Washington is poorly equipped to respond to these developments. This is a complex competition, involving many of the world’s largest powers. Understanding it requires examining economics and security in tandem, a difficult and largely lost art. Critically, it is a structural shift, unfolding in decades rather than the days or, at best, months that represent Washington’s typical attention span.
Washington does not need a Marshall Plan for Eurasia, but it does need a strategy for shaping emerging infrastructure networks. Rather than throw public money at the region, the United States should better organize and use its current toolkit. It can begin by drawing on U.S. legal, financial and technical expertise to help develop principles for infrastructure investment in the region. These would cover procurement, natural-disaster resilience, environmental and social safeguards, and debt sustainability.
Just as important as crafting these principles is building support for them. Internationally, the United States should forge a consensus around these principles through its influence in multilateral development banks, especially the World Bank, and with like-minded partners, especially Japan and the European Union. It should reinforce these principles in the G-20 and other multilateral bodies. At home, rather than perennially threatening to defund the Export-Import Bank and Overseas Private Investment Corporation, Congress and the White House should double down on these cost-effective tools for supporting U.S. economic and strategic interests abroad.
Done right, these efforts would unleash the formidable U.S. private sector to invest in the Eurasian infrastructure story. With institutional investors managing over $50 trillion globally, there is plenty of capital looking for reasonable and reliable returns. At present, less than 1 percent of that treasure chest goes toward infrastructure investment. By providing greater certainty and expanding the pool of bankable projects, U.S. infrastructure principles would help mobilize private capital looking for higher long-term returns.
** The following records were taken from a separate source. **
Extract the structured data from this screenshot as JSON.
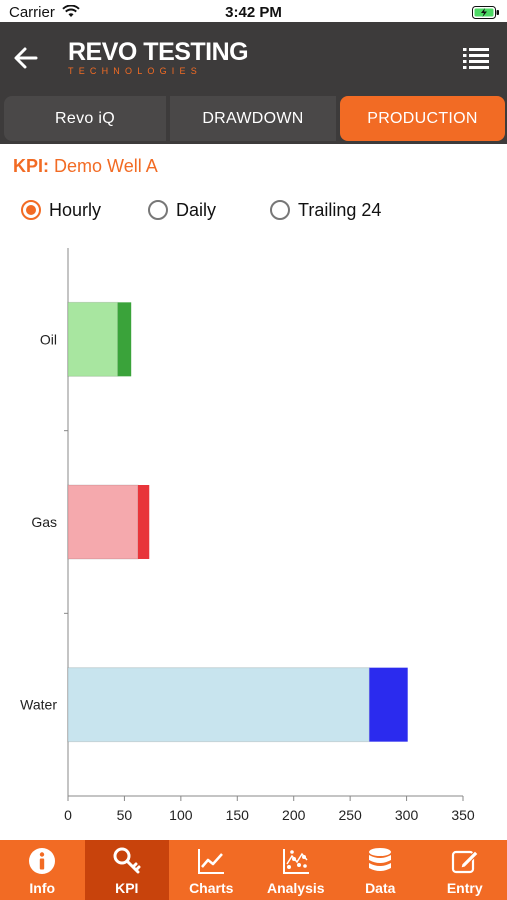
{
  "status_bar": {
    "carrier": "Carrier",
    "time": "3:42 PM"
  },
  "header": {
    "logo_main": "REVO TESTING",
    "logo_sub": "TECHNOLOGIES"
  },
  "segments": [
    {
      "label": "Revo iQ",
      "selected": false
    },
    {
      "label": "DRAWDOWN",
      "selected": false
    },
    {
      "label": "PRODUCTION",
      "selected": true
    }
  ],
  "kpi": {
    "prefix": "KPI:",
    "well": "Demo Well A"
  },
  "radios": [
    {
      "label": "Hourly",
      "selected": true
    },
    {
      "label": "Daily",
      "selected": false
    },
    {
      "label": "Trailing 24",
      "selected": false
    }
  ],
  "chart_data": {
    "type": "bar",
    "orientation": "horizontal",
    "stacked": true,
    "categories": [
      "Oil",
      "Gas",
      "Water"
    ],
    "series": [
      {
        "values": [
          44,
          62,
          267
        ],
        "colors": [
          "#a8e6a0",
          "#f5a9ad",
          "#c8e4ee"
        ]
      },
      {
        "values": [
          12,
          10,
          34
        ],
        "colors": [
          "#3aa33a",
          "#e8353a",
          "#2b2bee"
        ]
      }
    ],
    "xlim": [
      0,
      350
    ],
    "xticks": [
      0,
      50,
      100,
      150,
      200,
      250,
      300,
      350
    ],
    "grid": false
  },
  "tabbar": [
    {
      "label": "Info",
      "icon": "info-icon",
      "active": false
    },
    {
      "label": "KPI",
      "icon": "key-icon",
      "active": true
    },
    {
      "label": "Charts",
      "icon": "line-chart-icon",
      "active": false
    },
    {
      "label": "Analysis",
      "icon": "scatter-chart-icon",
      "active": false
    },
    {
      "label": "Data",
      "icon": "database-icon",
      "active": false
    },
    {
      "label": "Entry",
      "icon": "edit-icon",
      "active": false
    }
  ]
}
Investors and statesmen alike dread uncertainty. Even worse than uncertainty, however, is a rush to judgment. In truth, it is much too early to judge exactly how Eurasia’s infrastructure competition will unfold. But it is not too late for the United States to influence events. When the curtains fall on the twenty-first century, historians may decide whether the post–World War II order more closely followed the arc of Henry V or Hamlet. In Henry V, the protagonist secures a miraculous victory and unites nations. In Hamlet, of course, nearly everyone dies.